While in office, Trump withdrew from the Paris climate accord, the international agreement to cap greenhouse gas emissions. He also sought to open up vast tracts of US territory for oil and gas exploration.

In addition, he has regularly questioned whether climate change is real and downplayed its effects. And in a recent meeting with top US oil executives, Trump pledged to roll back some of Biden’s environmental rules if re-elected, The Washington Post reported.

For his part, Biden has not gone as far as environmentalists would like in phasing out fossil fuels, and he was recently criticised for approving a contentious oil drilling project in Alaska last year.

Still, he has regularly warned of the threat posed by climate change and urged global cooperation.

He rejoined the Paris climate deal in one of his first acts as president and enacted ambitious climate policies at home, including through the Inflation Reduction Act, which set emission reduction targets and allocated funds for the clean energy transition.

In a study released in January, Dancer and her colleagues found that the advantage that climate change provided to Democrats “was probably large enough in 2020 to change the outcome” of the presidential race.
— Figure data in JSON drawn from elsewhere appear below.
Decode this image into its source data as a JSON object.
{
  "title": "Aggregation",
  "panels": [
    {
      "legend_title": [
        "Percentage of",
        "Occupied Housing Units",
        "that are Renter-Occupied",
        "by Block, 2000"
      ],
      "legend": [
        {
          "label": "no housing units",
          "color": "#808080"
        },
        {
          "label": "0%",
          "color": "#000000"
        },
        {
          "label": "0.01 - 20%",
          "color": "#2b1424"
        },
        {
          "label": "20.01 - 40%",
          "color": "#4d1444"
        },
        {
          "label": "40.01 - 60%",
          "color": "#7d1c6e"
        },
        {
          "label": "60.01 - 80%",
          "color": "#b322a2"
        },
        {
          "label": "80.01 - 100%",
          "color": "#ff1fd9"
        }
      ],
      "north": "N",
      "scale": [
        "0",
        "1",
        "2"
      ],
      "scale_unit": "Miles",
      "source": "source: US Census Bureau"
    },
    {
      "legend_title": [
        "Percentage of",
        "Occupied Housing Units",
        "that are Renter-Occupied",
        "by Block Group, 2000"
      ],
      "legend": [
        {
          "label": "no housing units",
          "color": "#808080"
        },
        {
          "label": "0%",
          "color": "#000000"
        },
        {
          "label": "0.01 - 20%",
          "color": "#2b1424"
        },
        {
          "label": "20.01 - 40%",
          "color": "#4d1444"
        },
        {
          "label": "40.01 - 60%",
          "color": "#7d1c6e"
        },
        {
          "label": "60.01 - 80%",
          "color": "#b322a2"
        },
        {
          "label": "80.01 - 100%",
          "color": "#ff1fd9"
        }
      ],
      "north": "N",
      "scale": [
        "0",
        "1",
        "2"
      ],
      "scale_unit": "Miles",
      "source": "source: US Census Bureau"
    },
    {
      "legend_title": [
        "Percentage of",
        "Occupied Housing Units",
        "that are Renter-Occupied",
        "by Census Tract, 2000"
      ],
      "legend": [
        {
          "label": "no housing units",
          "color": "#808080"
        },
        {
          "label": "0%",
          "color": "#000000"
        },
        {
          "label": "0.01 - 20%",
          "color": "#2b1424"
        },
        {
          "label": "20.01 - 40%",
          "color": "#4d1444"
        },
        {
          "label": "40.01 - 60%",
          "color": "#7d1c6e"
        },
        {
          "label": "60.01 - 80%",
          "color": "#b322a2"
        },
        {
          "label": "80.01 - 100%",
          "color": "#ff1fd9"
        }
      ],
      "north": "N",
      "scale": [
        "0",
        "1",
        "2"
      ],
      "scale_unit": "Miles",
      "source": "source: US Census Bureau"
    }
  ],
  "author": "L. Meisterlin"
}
Biden defeated Trump in 2020 after winning by small margins in key swing states.

If climate change had not been as much of a concern, the study projected that Republicans could have enjoyed a 3 percent swing in the overall popular vote — “a shift [that] would probably have been pivotal” in the results.

“In a close election, climate change opinion matters,” Dancer said. “It did play a role in the 2020 election, so it likely will in this one [in November]. Whether or not it tips the scale will be determined by how close the election ends up being.”
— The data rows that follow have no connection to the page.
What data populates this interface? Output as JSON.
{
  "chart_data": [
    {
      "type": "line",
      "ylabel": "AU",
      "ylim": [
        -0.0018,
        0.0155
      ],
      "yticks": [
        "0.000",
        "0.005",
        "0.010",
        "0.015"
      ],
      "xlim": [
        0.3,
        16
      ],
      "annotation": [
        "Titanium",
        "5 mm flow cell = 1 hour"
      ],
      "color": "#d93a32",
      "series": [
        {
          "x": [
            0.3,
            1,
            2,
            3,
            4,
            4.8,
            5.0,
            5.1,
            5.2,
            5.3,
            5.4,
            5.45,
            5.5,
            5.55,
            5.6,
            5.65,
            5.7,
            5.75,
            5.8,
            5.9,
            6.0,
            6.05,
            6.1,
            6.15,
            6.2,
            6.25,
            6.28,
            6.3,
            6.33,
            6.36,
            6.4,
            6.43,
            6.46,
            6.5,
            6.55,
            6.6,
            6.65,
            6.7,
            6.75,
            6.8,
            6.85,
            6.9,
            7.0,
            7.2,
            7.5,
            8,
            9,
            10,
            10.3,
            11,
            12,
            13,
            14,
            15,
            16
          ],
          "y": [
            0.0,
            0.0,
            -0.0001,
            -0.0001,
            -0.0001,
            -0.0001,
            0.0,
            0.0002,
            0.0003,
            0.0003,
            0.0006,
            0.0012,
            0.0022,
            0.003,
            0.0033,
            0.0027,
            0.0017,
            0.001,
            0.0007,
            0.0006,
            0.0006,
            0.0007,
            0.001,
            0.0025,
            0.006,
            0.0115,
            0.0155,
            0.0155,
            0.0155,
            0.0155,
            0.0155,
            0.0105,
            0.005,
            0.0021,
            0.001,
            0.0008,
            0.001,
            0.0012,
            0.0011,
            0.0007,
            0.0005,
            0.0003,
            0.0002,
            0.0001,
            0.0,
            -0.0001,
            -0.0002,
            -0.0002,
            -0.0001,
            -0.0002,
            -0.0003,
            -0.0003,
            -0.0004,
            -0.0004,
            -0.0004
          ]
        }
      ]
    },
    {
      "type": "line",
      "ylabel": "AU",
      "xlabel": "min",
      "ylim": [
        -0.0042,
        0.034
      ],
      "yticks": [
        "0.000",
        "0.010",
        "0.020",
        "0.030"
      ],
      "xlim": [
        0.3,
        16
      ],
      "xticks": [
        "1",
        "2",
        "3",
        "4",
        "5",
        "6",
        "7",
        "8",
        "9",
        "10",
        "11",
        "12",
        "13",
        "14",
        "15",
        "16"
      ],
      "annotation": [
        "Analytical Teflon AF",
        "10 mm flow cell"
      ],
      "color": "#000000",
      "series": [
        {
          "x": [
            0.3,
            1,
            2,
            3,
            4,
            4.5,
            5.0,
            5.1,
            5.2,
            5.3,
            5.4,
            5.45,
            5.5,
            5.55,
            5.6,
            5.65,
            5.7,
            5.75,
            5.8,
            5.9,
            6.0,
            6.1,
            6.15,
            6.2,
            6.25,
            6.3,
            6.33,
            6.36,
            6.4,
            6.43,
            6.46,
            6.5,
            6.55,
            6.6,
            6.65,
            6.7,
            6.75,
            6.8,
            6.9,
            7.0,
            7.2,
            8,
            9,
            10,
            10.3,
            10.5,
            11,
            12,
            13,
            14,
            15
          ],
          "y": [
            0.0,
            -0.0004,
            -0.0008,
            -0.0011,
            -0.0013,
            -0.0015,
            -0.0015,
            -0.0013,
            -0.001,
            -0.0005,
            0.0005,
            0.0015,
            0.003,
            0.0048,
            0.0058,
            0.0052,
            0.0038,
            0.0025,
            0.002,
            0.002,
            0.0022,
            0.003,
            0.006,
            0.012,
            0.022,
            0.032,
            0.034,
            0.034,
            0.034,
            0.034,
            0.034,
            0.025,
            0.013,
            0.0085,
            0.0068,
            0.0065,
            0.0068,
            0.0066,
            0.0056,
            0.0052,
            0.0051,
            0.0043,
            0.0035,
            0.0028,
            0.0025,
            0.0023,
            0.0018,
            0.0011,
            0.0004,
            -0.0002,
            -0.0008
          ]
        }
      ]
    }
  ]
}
In 2017, Trump announced he planned to withdraw the US from the Paris Agreement on climate change [File: Joshua Roberts/Reuters]

Political communication

According to Leiserowitz at Yale University, it is also incumbent on politicians to effectively communicate their climate policies if they want to connect to potential voters.

As it stands, few Americans — including those who care about the issue and make up the Democratic Party’s base — know much about the Biden administration’s positions, he explained.

Nearly four in 10 registered voters said they had heard “nothing at all” about the Inflation Reduction Act, for instance, according to last week’s report from the Yale Program on Climate Change Communication.

“That’s an indication that, at least up to this point, [Democrats] have not adequately communicated their success to the American people,” Leiserowitz said.

“If you don’t communicate it, the vast majority of people are never going to hear about it, and they’re never going to connect the dots themselves. It’s just not true that policy is going to sell itself, and then you will reap the political rewards.”

Moger also noted that, while climate action “is extremely popular” and key constituencies — including young people and progressives — care about the issue deeply, voter turnout will be key.

“Biden still has time to … take some significant steps in terms of climate action,” Moger said. She called the Democratic president “far from perfect” but warned that another Trump term would spell climate disaster.

“We know that, under a Trump presidency, we would be seeing more policies that would take us in the wrong direction and lead to ultimately an uninhabitable planet,” Moger told Al Jazeera.

“If [the US is] not leading by example, then the entire world will be suffering, not just in terms of policy but in terms of the amount of emissions that we’ll continue to be polluting.”